La CNIDH et les organisations de défense des droits des autochtones ont fini par proposer quelques actions à accomplir dans le cadre de la célébration de la Journée Internationale des Peuples Autochtones (JIPA ) :

En clair, la pionnière des organisations de défense des droits des autochtones, UNIPROBA,  entreprend une descente sur le site de Zege à Gitega où leurs concitoyens risquent d’être délogés avec le projet de viabilisation envisagée par le Service de l’Urbanisme. Ensuite, les autres organisations des autochtones envisagent une descente conjointe avec la CNIDH en province de Ruyigi, dans une commune qui reste à déterminer. Enfin, la CNIDH va sortir une déclaration publique sur la situation des droits des autochtones du Burundi. Toutefois, la participation aux festivités relatives à la célébration de la JIPA, le 9 août 2019, devra se conformer aux directives et au programme du Ministère en charge des droits de l’homme.
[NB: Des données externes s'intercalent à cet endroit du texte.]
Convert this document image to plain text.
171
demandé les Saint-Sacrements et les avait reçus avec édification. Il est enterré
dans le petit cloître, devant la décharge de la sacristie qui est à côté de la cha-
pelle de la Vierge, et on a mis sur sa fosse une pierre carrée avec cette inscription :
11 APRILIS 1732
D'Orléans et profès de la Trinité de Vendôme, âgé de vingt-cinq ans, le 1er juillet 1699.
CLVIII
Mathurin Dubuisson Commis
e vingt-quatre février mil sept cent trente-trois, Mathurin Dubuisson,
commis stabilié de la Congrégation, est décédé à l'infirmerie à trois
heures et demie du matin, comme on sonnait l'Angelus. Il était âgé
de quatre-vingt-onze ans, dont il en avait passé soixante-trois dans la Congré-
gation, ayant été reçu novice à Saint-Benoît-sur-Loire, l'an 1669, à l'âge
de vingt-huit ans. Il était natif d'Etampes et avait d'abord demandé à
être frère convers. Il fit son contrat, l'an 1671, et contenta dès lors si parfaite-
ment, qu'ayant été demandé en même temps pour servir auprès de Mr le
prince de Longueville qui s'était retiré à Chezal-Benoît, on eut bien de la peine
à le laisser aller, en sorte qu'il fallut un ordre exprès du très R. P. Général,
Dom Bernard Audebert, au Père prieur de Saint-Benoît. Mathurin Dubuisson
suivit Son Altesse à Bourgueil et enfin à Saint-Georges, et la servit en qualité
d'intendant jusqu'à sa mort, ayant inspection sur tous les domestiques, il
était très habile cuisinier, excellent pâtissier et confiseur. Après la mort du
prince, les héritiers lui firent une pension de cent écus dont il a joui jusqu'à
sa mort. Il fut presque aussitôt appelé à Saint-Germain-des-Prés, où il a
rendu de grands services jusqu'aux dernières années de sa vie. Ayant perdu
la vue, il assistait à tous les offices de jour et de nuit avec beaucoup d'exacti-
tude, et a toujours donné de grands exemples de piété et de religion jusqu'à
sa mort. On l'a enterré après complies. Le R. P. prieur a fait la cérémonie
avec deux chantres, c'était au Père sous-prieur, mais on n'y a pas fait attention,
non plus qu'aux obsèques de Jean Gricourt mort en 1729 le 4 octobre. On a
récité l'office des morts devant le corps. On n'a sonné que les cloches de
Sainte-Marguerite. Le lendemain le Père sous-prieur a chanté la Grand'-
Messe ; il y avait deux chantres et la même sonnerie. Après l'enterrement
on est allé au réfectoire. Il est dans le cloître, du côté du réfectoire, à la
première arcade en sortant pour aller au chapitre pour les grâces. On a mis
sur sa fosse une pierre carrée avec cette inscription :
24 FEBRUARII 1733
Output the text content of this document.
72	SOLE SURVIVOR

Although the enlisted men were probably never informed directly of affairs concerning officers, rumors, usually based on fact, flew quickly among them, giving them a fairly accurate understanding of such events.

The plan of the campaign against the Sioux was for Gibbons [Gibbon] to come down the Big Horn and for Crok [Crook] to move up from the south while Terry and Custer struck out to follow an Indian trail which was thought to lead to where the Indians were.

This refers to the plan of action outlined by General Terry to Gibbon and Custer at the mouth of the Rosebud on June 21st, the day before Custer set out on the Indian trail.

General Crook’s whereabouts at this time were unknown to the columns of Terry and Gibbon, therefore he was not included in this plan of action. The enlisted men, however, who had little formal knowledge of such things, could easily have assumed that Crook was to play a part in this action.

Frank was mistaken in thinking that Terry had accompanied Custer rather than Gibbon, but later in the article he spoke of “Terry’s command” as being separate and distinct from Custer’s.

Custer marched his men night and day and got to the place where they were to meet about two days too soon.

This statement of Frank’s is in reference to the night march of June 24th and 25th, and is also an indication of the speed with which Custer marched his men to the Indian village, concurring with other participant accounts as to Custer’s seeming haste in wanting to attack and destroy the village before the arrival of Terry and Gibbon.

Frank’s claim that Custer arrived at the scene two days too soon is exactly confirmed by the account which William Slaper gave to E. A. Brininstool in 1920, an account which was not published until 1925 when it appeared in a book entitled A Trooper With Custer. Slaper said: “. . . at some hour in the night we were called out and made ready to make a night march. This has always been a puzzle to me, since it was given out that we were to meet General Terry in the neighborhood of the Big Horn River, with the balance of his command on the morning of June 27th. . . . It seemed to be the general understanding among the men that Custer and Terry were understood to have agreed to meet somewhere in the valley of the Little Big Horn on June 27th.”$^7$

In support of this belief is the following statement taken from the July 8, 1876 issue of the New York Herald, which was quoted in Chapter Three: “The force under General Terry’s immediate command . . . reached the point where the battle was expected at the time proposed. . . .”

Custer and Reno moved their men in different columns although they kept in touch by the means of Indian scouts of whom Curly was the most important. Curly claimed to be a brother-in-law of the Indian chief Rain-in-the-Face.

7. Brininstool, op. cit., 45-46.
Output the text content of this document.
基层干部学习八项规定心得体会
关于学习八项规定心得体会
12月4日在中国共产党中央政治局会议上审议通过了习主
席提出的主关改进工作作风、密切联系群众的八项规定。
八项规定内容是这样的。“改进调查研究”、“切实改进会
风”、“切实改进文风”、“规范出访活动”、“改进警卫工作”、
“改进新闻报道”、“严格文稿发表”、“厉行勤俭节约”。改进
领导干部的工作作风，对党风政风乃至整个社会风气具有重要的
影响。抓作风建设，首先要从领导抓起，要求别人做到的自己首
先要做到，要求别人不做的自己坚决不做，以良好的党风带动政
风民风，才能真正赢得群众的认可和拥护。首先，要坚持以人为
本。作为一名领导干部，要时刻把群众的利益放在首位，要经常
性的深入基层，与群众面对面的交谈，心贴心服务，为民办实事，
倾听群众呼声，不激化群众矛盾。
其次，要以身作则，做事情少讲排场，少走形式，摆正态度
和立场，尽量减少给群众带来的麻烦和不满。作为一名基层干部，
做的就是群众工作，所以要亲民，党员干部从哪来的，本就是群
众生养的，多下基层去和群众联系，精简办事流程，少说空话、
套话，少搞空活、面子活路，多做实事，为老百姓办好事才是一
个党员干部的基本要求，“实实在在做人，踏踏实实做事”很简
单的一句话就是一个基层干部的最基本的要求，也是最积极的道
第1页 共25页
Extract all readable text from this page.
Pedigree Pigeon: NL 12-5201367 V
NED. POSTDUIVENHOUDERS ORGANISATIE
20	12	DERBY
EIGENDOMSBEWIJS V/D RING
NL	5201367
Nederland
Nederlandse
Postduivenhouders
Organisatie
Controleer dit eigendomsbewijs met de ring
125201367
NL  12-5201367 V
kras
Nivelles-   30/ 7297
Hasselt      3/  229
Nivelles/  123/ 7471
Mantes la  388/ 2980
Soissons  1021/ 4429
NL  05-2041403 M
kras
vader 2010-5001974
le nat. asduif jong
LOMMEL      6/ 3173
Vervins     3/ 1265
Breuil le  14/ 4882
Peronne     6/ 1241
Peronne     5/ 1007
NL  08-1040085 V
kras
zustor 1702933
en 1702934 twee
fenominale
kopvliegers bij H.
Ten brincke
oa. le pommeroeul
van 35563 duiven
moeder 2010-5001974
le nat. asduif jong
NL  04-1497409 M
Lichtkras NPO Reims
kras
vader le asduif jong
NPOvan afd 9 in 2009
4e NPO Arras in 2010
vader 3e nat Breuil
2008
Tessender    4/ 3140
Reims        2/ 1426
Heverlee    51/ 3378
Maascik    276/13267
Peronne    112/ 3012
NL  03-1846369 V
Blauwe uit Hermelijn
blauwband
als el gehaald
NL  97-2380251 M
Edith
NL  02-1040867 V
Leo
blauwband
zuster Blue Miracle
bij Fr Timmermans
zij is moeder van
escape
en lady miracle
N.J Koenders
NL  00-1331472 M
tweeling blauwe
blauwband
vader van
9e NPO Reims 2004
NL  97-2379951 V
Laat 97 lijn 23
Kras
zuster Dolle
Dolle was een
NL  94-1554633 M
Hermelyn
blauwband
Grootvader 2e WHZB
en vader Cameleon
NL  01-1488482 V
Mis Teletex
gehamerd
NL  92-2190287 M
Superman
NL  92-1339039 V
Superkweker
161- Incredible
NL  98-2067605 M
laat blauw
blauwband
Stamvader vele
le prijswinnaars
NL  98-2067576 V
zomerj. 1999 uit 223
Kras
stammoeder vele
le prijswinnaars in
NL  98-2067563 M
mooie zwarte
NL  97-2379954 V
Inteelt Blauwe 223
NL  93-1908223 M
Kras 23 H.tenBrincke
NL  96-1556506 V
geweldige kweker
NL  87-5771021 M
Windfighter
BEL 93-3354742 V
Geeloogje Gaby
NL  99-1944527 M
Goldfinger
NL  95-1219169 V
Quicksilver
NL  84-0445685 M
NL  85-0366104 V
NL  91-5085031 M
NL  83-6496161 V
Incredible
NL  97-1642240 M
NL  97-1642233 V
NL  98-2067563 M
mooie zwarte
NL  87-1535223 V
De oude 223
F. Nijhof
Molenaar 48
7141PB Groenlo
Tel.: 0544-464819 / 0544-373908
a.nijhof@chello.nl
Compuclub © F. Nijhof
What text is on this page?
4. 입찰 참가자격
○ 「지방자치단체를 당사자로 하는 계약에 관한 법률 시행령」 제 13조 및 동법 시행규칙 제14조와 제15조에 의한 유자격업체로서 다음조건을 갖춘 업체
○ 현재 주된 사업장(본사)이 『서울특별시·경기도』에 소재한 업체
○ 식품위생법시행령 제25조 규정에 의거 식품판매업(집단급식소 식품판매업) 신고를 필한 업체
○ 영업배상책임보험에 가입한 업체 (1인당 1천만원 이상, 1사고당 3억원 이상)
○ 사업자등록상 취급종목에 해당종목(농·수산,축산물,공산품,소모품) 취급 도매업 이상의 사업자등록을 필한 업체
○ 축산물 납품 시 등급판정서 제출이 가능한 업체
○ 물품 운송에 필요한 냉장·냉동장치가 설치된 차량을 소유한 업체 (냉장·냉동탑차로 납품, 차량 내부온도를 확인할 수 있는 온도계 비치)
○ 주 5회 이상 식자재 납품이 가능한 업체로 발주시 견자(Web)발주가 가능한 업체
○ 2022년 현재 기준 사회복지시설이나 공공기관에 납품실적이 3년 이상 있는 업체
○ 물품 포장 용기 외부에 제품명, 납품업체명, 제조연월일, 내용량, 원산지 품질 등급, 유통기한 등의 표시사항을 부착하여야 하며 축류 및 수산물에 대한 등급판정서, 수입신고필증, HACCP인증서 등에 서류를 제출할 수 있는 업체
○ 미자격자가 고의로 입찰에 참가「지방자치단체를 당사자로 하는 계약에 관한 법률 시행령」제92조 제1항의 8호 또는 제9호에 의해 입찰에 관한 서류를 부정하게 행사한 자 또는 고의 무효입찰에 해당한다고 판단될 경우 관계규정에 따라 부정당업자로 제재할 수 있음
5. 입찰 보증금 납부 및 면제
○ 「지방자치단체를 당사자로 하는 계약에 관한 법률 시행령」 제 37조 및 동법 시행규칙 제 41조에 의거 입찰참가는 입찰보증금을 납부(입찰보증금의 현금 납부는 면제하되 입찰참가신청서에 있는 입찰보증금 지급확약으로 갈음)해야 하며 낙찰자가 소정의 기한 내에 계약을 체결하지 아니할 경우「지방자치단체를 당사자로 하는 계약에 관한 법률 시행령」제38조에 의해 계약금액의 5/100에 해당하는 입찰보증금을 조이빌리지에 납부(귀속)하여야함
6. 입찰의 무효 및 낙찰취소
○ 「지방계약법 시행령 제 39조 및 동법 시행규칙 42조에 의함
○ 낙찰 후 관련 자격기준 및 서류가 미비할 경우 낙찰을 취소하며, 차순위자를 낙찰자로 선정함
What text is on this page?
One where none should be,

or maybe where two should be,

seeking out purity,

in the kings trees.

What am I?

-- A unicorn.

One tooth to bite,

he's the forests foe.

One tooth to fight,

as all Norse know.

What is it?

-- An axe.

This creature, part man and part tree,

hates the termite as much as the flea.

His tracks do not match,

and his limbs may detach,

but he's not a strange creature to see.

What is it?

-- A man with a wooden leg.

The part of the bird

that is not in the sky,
Avant de se séparer, les participants autochtones ont émis une série de recommandations parmi lesquelles figurent  notamment le congé officiel à l’occasion de la JIPA ; l’identification de leurs besoins à la base ; l’équité dans l’administration de la justice; la multiplication des rencontres entre la CNIDH et leurs associations. La CNIDH, quant à elle,  s’est engagé à accompagner ces peuples autochtones du Burundi dans la protection et la promotion de leurs droits.